London:Shane Warne said he wished he was "20 years younger" as he helped unveil plans for a new global Twenty20 alliance.
India's Rajasthan Royals, where Warne is both captain and coach, are the driving forced behind a scheme to create a worldwide Twenty20 brand.
The other teams involved include English county Hampshire, a team Warne once captained, South Africa's Cape Cobras and West Indies' Trinidad and Tobago.
Talks are also in progress to bring on board Victoria, Australia's domestic Twenty20 champions and the side where leg-spin great Warne initially made his name as a professional cricketer.
All of the teams taking part will now carry the "Royals" suffix in their domestic Twenty20 competitions and play each other in a series of matches, with the first edition planned for England in July.
Organisers hope to stage a second 'Royals Twenty20' in either Australia or South Africa in December, with a third edition pencilled in for either Jaipur or the Middle East in early 2011.
It is envisaged players from each member of the 'Royals family' could be shared between the teams in an exchange system.
That could offer the chance of year-round cricket for those yet to reach full international standard and allow talented youngsters to gain experience of different conditions.
There are also proposals for teams from New Zealand, Pakistan, Sri Lanka and Bangladesh to join the Royals 2020 once the event was established.
"I'm so excited by this," said Warne.
"It would be nice to be 20 years younger," added the 40-year-old. "I am delighted to be part of this new innovation, and I am excited by what we can achieve, given what we have already achieved.
"Yet again, the Royals are leading the way," added Warne who led the franchise co-owned by Bollywood actress Shilpa Shetty to victory in the inaugural IPL in 2008. "It is a bonus that clubs with which I have such deep affection are so involved."

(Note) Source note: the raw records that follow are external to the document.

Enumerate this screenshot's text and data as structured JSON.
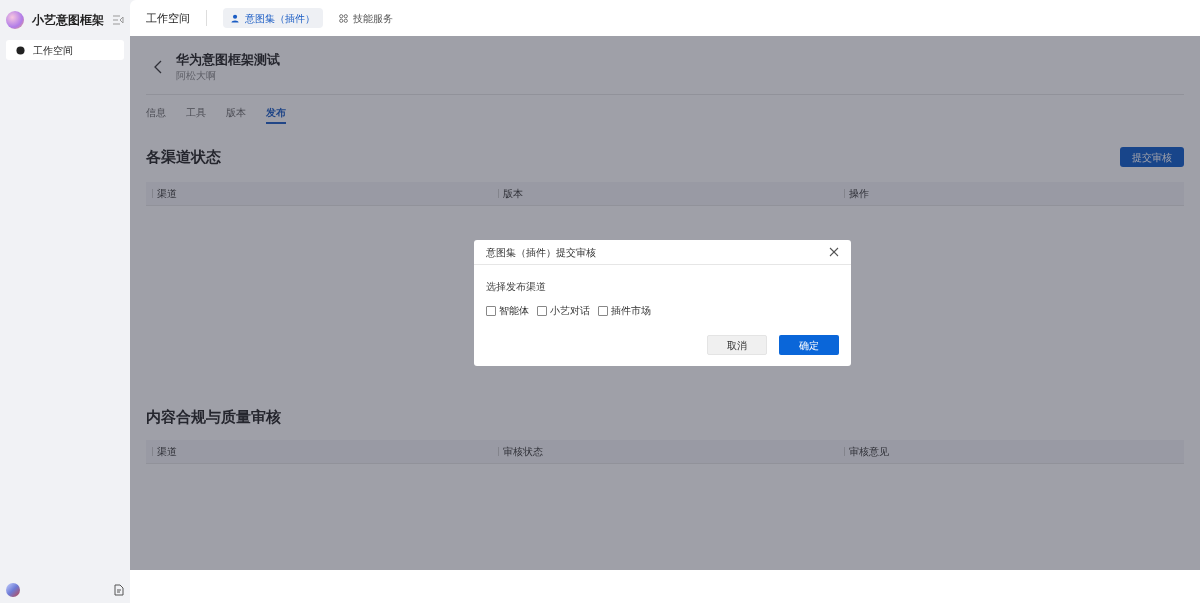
{
  "sidebar": {
    "app_name": "小艺意图框架",
    "items": [
      {
        "label": "工作空间",
        "selected": true
      }
    ]
  },
  "top_nav": {
    "title": "工作空间",
    "tabs": [
      {
        "label": "意图集（插件）",
        "selected": true
      },
      {
        "label": "技能服务",
        "selected": false
      }
    ]
  },
  "page": {
    "title": "华为意图框架测试",
    "subtitle": "阿松大啊",
    "tabs": [
      {
        "label": "信息",
        "selected": false
      },
      {
        "label": "工具",
        "selected": false
      },
      {
        "label": "版本",
        "selected": false
      },
      {
        "label": "发布",
        "selected": true
      }
    ]
  },
  "channel_status": {
    "heading": "各渠道状态",
    "button": "提交审核",
    "columns": [
      "渠道",
      "版本",
      "操作"
    ]
  },
  "review": {
    "heading": "内容合规与质量审核",
    "columns": [
      "渠道",
      "审核状态",
      "审核意见"
    ]
  },
  "dialog": {
    "title": "意图集（插件）提交审核",
    "label": "选择发布渠道",
    "options": [
      {
        "label": "智能体",
        "checked": false
      },
      {
        "label": "小艺对话",
        "checked": false
      },
      {
        "label": "插件市场",
        "checked": false
      }
    ],
    "cancel": "取消",
    "confirm": "确定"
  }
}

British-based businessman Manoj Badale, the Royals' other co-owner, who was alongside Warne, had no doubt the new venture would be a success having seen a near capacity crowd of some 23,000 turn up at Lord's last year for a Twenty20 match between his side and Middlesex.
"The response that we have had from fans overseas over the past two seasons has convinced us to expand our ambition," Badale said.
When Rajasthan chief executive Sean Morris held a similar post at England's Professional Cricketers' Association he often warned about the dangers of player "burn-out".
But even though the proposed new event will be an addition to an already congested fixture schedule Morris insisted it wouldn't cause "burn-out", saying: "I think at international level there's no doubt that they've got scheduling problems.
"But I think that Twenty20 cricket is becoming more and more important to the international player. He plays very little of it at the moment, and we want to fit alongside the domestic calendars. There are one or two windows in that, and we don't want to conflict and compete with them."
However, Badale confirmed his organisation had yet to hold talks with governing bodies such as the England and Wales Cricket Board.
Meanwhile Warne, who emphasised how the Royals Twenty20 would, as the IPL had done, give opportunities to up-and-coming players as well as providing a platform for retired Test stars such as himself, thereby reducing the chance of anyone getting "burnt-out", promised fans truly competitive cricket.
"When we talk of festivals, it's about the fun aspect, the enjoyment of Twenty20 cricket," said Warne.
"As far as the cricket goes, if I'm bowling to Dimitri Mascarenhas and he's playing for Hampshire, I promise you it will be competitive.
"These will be competitive games that are fun to watch, with a festival atmosphere. Whether it's with cheerleaders, fireworks or music, it's all about the fans having fun."